Robert Fitzhamon

Robert Fitzhamon (died March 1107) was Lord of Gloucester and the conqueror of Glamorgan. He was a cousin of William the Conqueror, although the details of his descent from the Norman dukes is uncertain. His family held the lordships of Torigny, Creully, Mzy, and Evrecy in Normandy. Robert probably did not fight at Hastings, and does not appear in the Domesday Book, although some relatives may. He first comes to prominence as a supporter of William Rufus during the Rebellion of 1088. After the revolt failed he was rewarded with great estates in Gloucestershire and elsewhere. Some of these had belonged to the late Queen Matilda, and were supposed to be inherited by Rufus's younger brother Henry (the future Henry I); nevertheless Fitzhamon remained on good terms with Henry.
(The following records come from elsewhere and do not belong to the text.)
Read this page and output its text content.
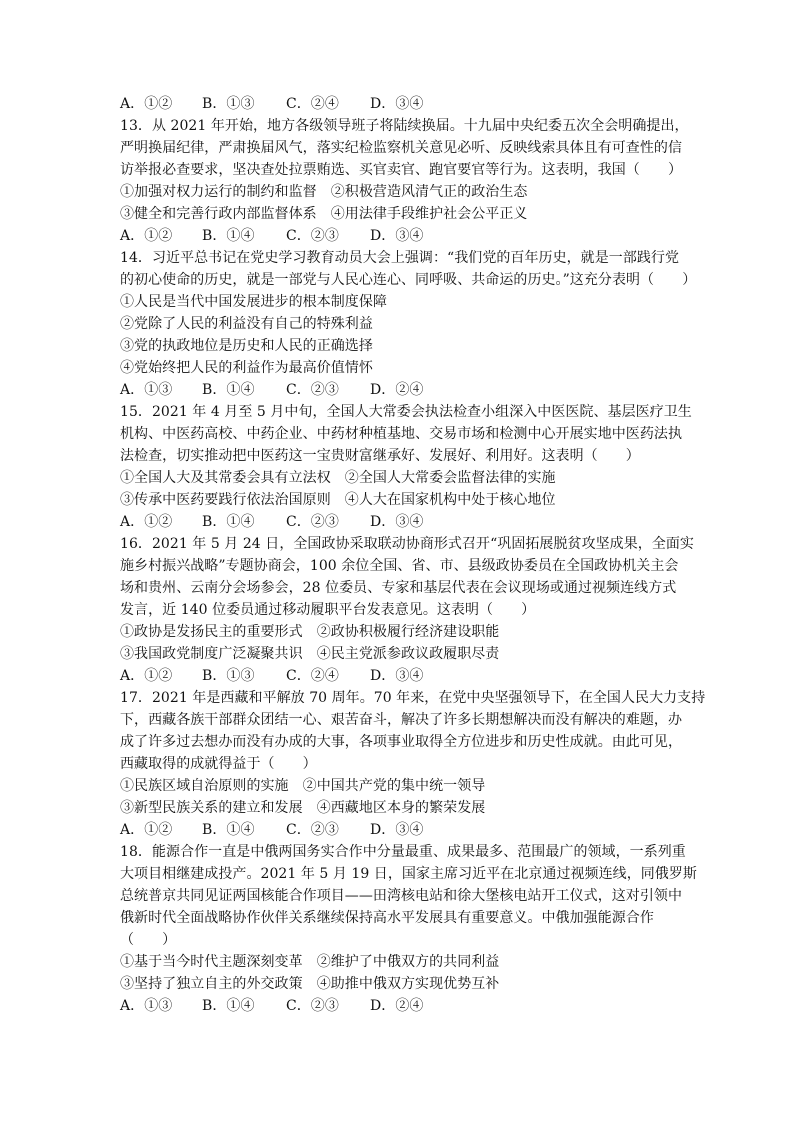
A．①② B．①③ C．②④ D．③④
13．从 2021 年开始，地方各级领导班子将陆续换届。十九届中央纪委五次全会明确提出，
严明换届纪律，严肃换届风气，落实纪检监察机关意见必听、反映线索具体且有可查性的信
访举报必查要求，坚决查处拉票贿选、买官卖官、跑官要官等行为。这表明，我国（　　）
①加强对权力运行的制约和监督　②积极营造风清气正的政治生态
③健全和完善行政内部监督体系　④用法律手段维护社会公平正义
A．①② B．①④ C．②③ D．③④
14．习近平总书记在党史学习教育动员大会上强调：“我们党的百年历史，就是一部践行党
的初心使命的历史，就是一部党与人民心连心、同呼吸、共命运的历史。”这充分表明（　　）
①人民是当代中国发展进步的根本制度保障
②党除了人民的利益没有自己的特殊利益
③党的执政地位是历史和人民的正确选择
④党始终把人民的利益作为最高价值情怀
A．①③ B．①④ C．②③ D．②④
15．2021 年 4 月至 5 月中旬，全国人大常委会执法检查小组深入中医医院、基层医疗卫生
机构、中医药高校、中药企业、中药材种植基地、交易市场和检测中心开展实地中医药法执
法检查，切实推动把中医药这一宝贵财富继承好、发展好、利用好。这表明（　　）
①全国人大及其常委会具有立法权　②全国人大常委会监督法律的实施
③传承中医药要践行依法治国原则　④人大在国家机构中处于核心地位
A．①② B．①④ C．②③ D．③④
16．2021 年 5 月 24 日，全国政协采取联动协商形式召开“巩固拓展脱贫攻坚成果，全面实
施乡村振兴战略”专题协商会，100 余位全国、省、市、县级政协委员在全国政协机关主会
场和贵州、云南分会场参会，28 位委员、专家和基层代表在会议现场或通过视频连线方式
发言，近 140 位委员通过移动履职平台发表意见。这表明（　　）
①政协是发扬民主的重要形式　②政协积极履行经济建设职能
③我国政党制度广泛凝聚共识　④民主党派参政议政履职尽责
A．①② B．①③ C．②④ D．③④
17．2021 年是西藏和平解放 70 周年。70 年来，在党中央坚强领导下，在全国人民大力支持
下，西藏各族干部群众团结一心、艰苦奋斗，解决了许多长期想解决而没有解决的难题，办
成了许多过去想办而没有办成的大事，各项事业取得全方位进步和历史性成就。由此可见，
西藏取得的成就得益于（　　）
①民族区域自治原则的实施　②中国共产党的集中统一领导
③新型民族关系的建立和发展　④西藏地区本身的繁荣发展
A．①② B．①④ C．②③ D．③④
18．能源合作一直是中俄两国务实合作中分量最重、成果最多、范围最广的领域，一系列重
大项目相继建成投产。2021 年 5 月 19 日，国家主席习近平在北京通过视频连线，同俄罗斯
总统普京共同见证两国核能合作项目——田湾核电站和徐大堡核电站开工仪式，这对引领中
俄新时代全面战略协作伙伴关系继续保持高水平发展具有重要意义。中俄加强能源合作
（　　）
①基于当今时代主题深刻变革　②维护了中俄双方的共同利益
③坚持了独立自主的外交政策　④助推中俄双方实现优势互补
A．①③ B．①④ C．②③ D．②④
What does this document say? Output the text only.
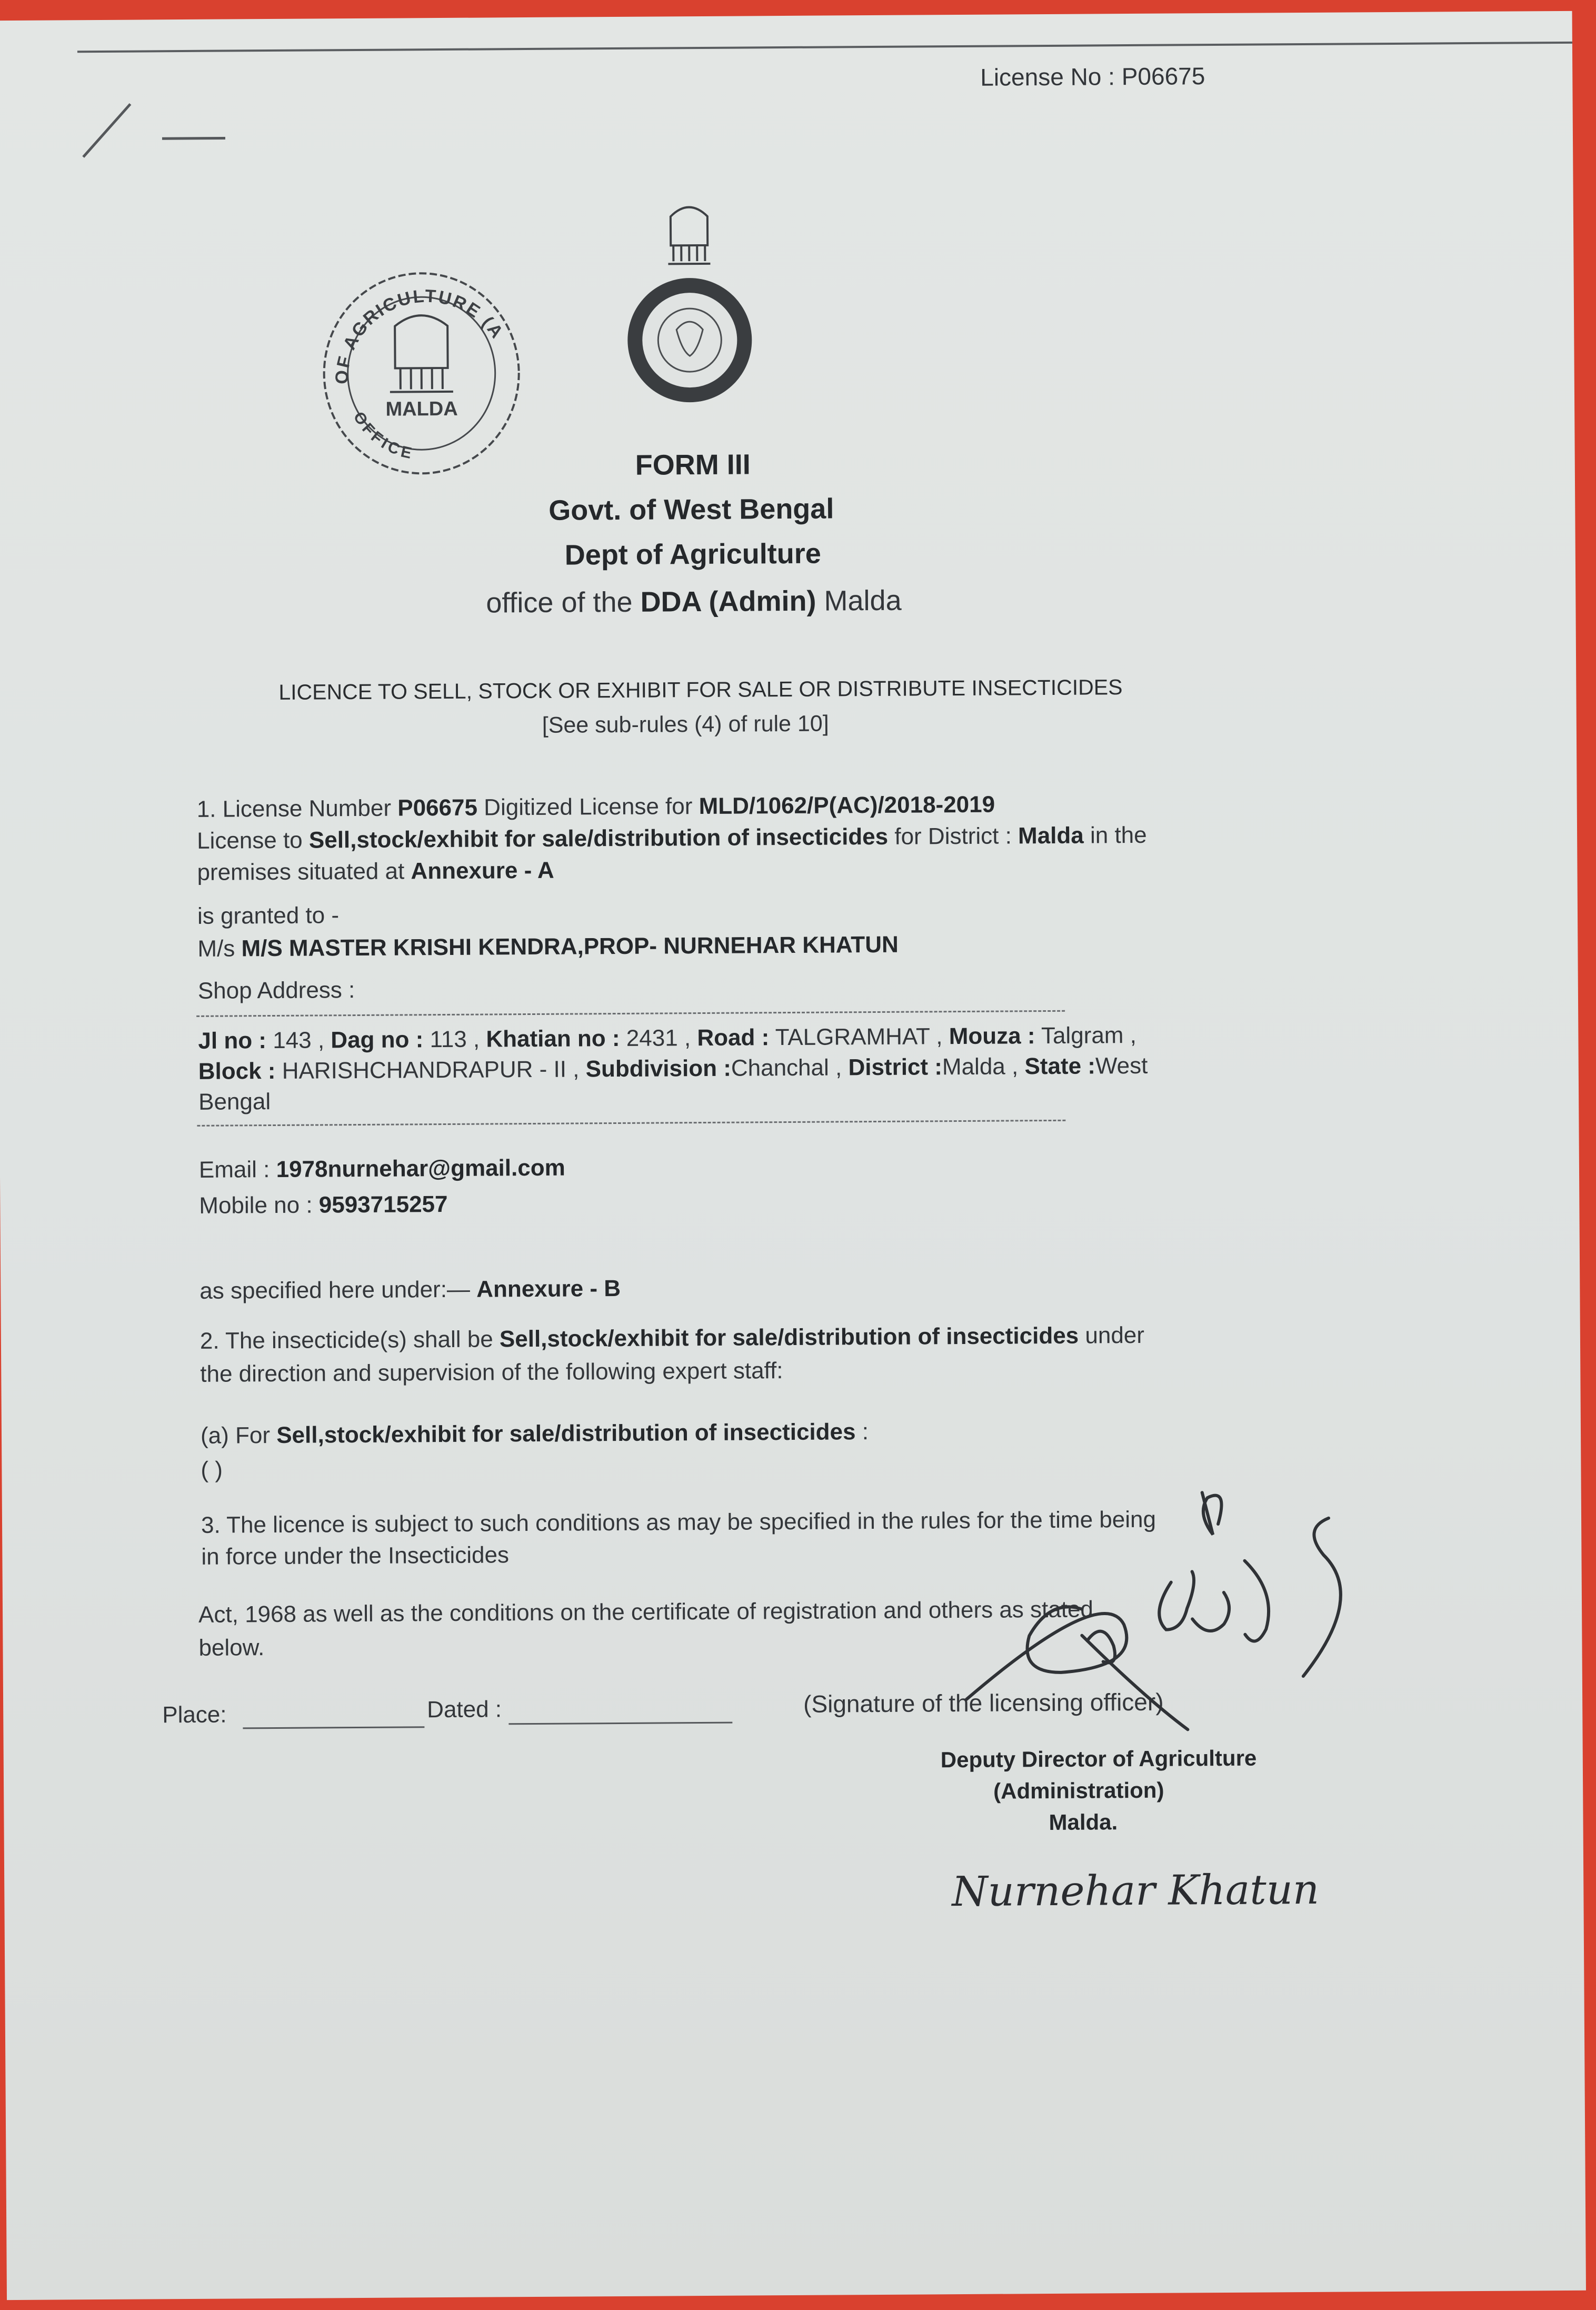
License No : P06675
OF AGRICULTURE (Admn)
OFFICE
MALDA
FORM III
Govt. of West Bengal
Dept of Agriculture
office of the DDA (Admin) Malda
LICENCE TO SELL, STOCK OR EXHIBIT FOR SALE OR DISTRIBUTE INSECTICIDES
[See sub-rules (4) of rule 10]
1. License Number P06675 Digitized License for MLD/1062/P(AC)/2018-2019
License to Sell,stock/exhibit for sale/distribution of insecticides for District : Malda in the
premises situated at Annexure - A
is granted to -
M/s M/S MASTER KRISHI KENDRA,PROP- NURNEHAR KHATUN
Shop Address :
Jl no : 143 , Dag no : 113 , Khatian no : 2431 , Road : TALGRAMHAT , Mouza : Talgram ,
Block : HARISHCHANDRAPUR - II , Subdivision :Chanchal , District :Malda , State :West
Bengal
Email : 1978nurnehar@gmail.com
Mobile no : 9593715257
as specified here under:— Annexure - B
2. The insecticide(s) shall be Sell,stock/exhibit for sale/distribution of insecticides under
the direction and supervision of the following expert staff:
(a) For Sell,stock/exhibit for sale/distribution of insecticides :
( )
3. The licence is subject to such conditions as may be specified in the rules for the time being
in force under the Insecticides
Act, 1968 as well as the conditions on the certificate of registration and others as stated
below.
Place:	Dated :	(Signature of the licensing officer)
Deputy Director of Agriculture
(Administration)
Malda.
Nurnehar Khatun
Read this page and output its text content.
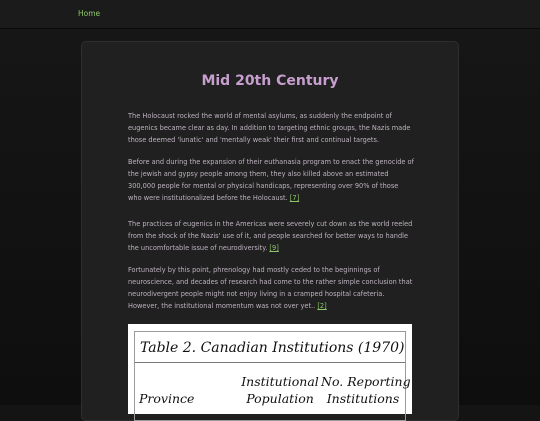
Home
Mid 20th Century

The Holocaust rocked the world of mental asylums, as suddenly the endpoint of eugenics became clear as day. In addition to targeting ethnic groups, the Nazis made those deemed 'lunatic' and 'mentally weak' their first and continual targets.

Before and during the expansion of their euthanasia program to enact the genocide of the jewish and gypsy people among them, they also killed above an estimated 300,000 people for mental or physical handicaps, representing over 90% of those who were institutionalized before the Holocaust. [7]

The practices of eugenics in the Americas were severely cut down as the world reeled from the shock of the Nazis' use of it, and people searched for better ways to handle the uncomfortable issue of neurodiversity. [9]

Fortunately by this point, phrenology had mostly ceded to the beginnings of neuroscience, and decades of research had come to the rather simple conclusion that neurodivergent people might not enjoy living in a cramped hospital cafeteria. However, the institutional momentum was not over yet.. [2]

Table 2. Canadian Institutions (1970)
Province
Institutional
Population
No. Reporting
Institutions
The chronology of Fitzhamon's conquest of Glamorgan is uncertain, but it probably took place in the decades after he received Gloucester. Legend has it that Robert had ominous dreams in the days before Rufus' fatal hunting expedition, which postponed but did not prevent the outing. He was one of the first to gather in tears around Rufus' corpse, and he used his cloak to cover the late king's body on its journey to be buried in Winchester. How much of these stories are the invention of later days is unknown. In any case Fitzhamon proved as loyal to Henry I as he had been to his predecessor, remaining on Henry's side in the several open conflicts with Henry's brother Robert Curthose. He was one of the three barons who negotiated the 1101 truce between Henry I and Robert Curthose. In 1105 he went to Normandy and was captured while fighting near his ancestral estates near Bayeux. This was one of the reasons Henry crossed the channel with a substantial force later that year. Fitzhamon was freed, and joined Henry's campaign, which proceeded to besiege Falaise. There Fitzhamon was severely injured in the head; although he lived two more years he was never the same mentally. Fitzhamon married Sibyl, daughter of Roger of Montgomery, 1st Earl of Shrewsbury, and Mabel of Blleme, by whom he probably only had one child, Mabel, who inherited his great estates and married Robert of Gloucester. Fitzhamon's Gloucestershire property became the nucleus of the Earldom of Gloucester later given to his son-in-law.